Joan of Arc - So Much Staying Alive...
  + Tyler Baber - 02.5  
Tyler Baber [Decapolis Music Staff]; Age: 19; Top 5 bands: Starflyer 59, Pedro the Lion, Havalina, Godspeed You Black Emporer, Joan of Arc Musical preferences: I like music that makes me feel, anything that evokes a strong emotion is good to me. Likewise anything that sounds fresh or original will get an enthusiastic listen. Lyrics are as important as talented musicianship.

Joan of Arc is, was, and may always be Tim Kinsella and an ever rotating motley crew of Chicagoan musicians.

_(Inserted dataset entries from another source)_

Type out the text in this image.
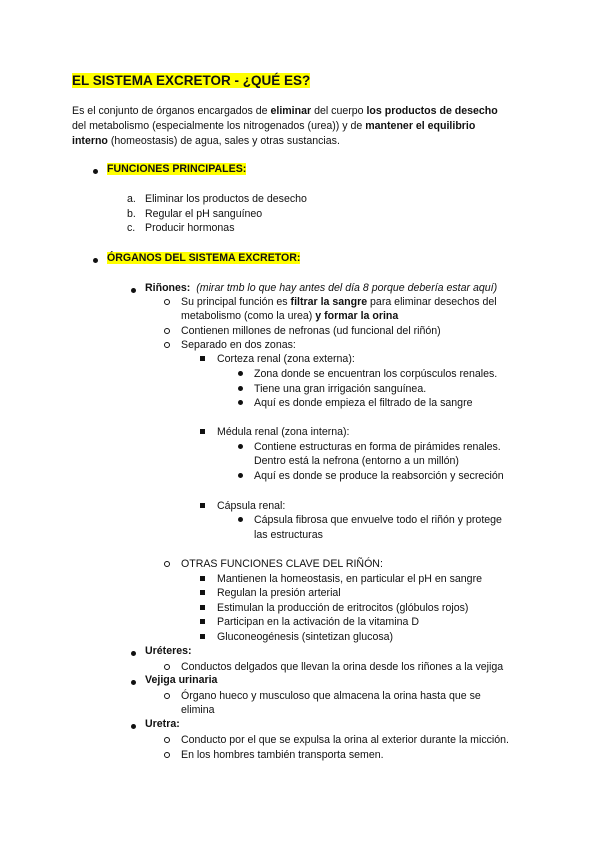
EL SISTEMA EXCRETOR - ¿QUÉ ES?
Es el conjunto de órganos encargados de eliminar del cuerpo los productos de desecho
del metabolismo (especialmente los nitrogenados (urea)) y de mantener el equilibrio
interno (homeostasis) de agua, sales y otras sustancias.
FUNCIONES PRINCIPALES:
a. Eliminar los productos de desecho
b. Regular el pH sanguíneo
c. Producir hormonas
ÓRGANOS DEL SISTEMA EXCRETOR:
Riñones: (mirar tmb lo que hay antes del día 8 porque debería estar aquí)
Su principal función es filtrar la sangre para eliminar desechos del
metabolismo (como la urea) y formar la orina
Contienen millones de nefronas (ud funcional del riñón)
Separado en dos zonas:
Corteza renal (zona externa):
Zona donde se encuentran los corpúsculos renales.
Tiene una gran irrigación sanguínea.
Aquí es donde empieza el filtrado de la sangre
Médula renal (zona interna):
Contiene estructuras en forma de pirámides renales.
Dentro está la nefrona (entorno a un millón)
Aquí es donde se produce la reabsorción y secreción
Cápsula renal:
Cápsula fibrosa que envuelve todo el riñón y protege
las estructuras
OTRAS FUNCIONES CLAVE DEL RIÑÓN:
Mantienen la homeostasis, en particular el pH en sangre
Regulan la presión arterial
Estimulan la producción de eritrocitos (glóbulos rojos)
Participan en la activación de la vitamina D
Gluconeogénesis (sintetizan glucosa)
Uréteres:
Conductos delgados que llevan la orina desde los riñones a la vejiga
Vejiga urinaria
Órgano hueco y musculoso que almacena la orina hasta que se
elimina
Uretra:
Conducto por el que se expulsa la orina al exterior durante la micción.
En los hombres también transporta semen.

So Much Staying Alive and Lovelessness is the band’s fifth full length album on Jade Tree Records.

I first encountered the unique voice of Tim Kinsella last April when I heard a song by the Owls on a Jade Tree sampler. My curiosity overwhelmed me and I proceeded to investigate the Owls further. I then went on to teach myself about Cap’n Jazz, the Owls’ big fraternal twin brother. Over the summer I heard my first Joan of Arc song (“I Love a Woman (Who Loves Me)”) and I was captivated. It was so…bizarre, like nothing I had ever encountered before. Intrigued, I proceeded to purchase the band’s 2000 release The Gap and 1999 album Live In Chicago. I couldn’t get enough of the stream of consciousness style lyrical content, the seemingly thrown together intricacy of each beautifully played instrument, or the avant garde production. This was music for the post modern. These were sounds for the privileged elite. I wanted in on it.

And if strange and inaccessible music was what I wanted, I was not disappointed when I heard So Much Staying Alive and Lovelessness. This is exactly what my pop radio listening friends hate about my favorite music: it is modern art. It sounds like everything was thrown together in a meaningless glob, but in actuality it is a beautiful and elaborate amalgamation of sounds and colors and words and splendor. The casual listener hears and says “This means nothing.” The appreciators and the critics hear and say “I need more.”

In all actuality, the latest Joan of Arc offering is much easier on the ears than some of the more adventurous and production oriented efforts of the past, not the least of which being the noise oriented The Gap. So Much Staying Alive and Lovelessness could be the antithesis to the latter album. The recording process was entirely analog and more emphasis was put on lyrical content. And this time the words are laid out in a semi-coherent pattern, not unlike more traditional songwriting forms(!). Perhaps this has something to do with the fact that this album is less of a Joan of Arc release and more of a conglomerate of Kinsella and his bandmates from Friend/Enemy, Cap’n Jazz/The Owls, and members from other Chicago bands. The traditional elements of Joan of Arc are all there, but they are cleaned up a bit, not unlike trying to present a punk son to his grandmother. The album seems as if it is about to burst with rebellion against the norm but traps this pent up desire with seeringly ironic wit and charm.

New instruments are explored, traditional methods are performed. Joan of Arc explores where so many other groups have gone before and makes it all sound new and strange. From the piano plunkings on the album’s standout track “Participation Billy” to the cowbell on “The Infinite Blessed Yes,” the only thing this album could use to improve would be more cowbell (because what couldn’t benefit from more cowbell?).

On their newest album Joan of Arc weaves a shiny chrysalis around all of their previous works and lets us listen to the emerging wet, wavering butterfly. It seems so old and familiar and yet so new and beautiful. So Much Staying Alive and Lovelessness is a great introduction to one of the independent world’s best bands and a litmus to test the rest of 2003’s releases against.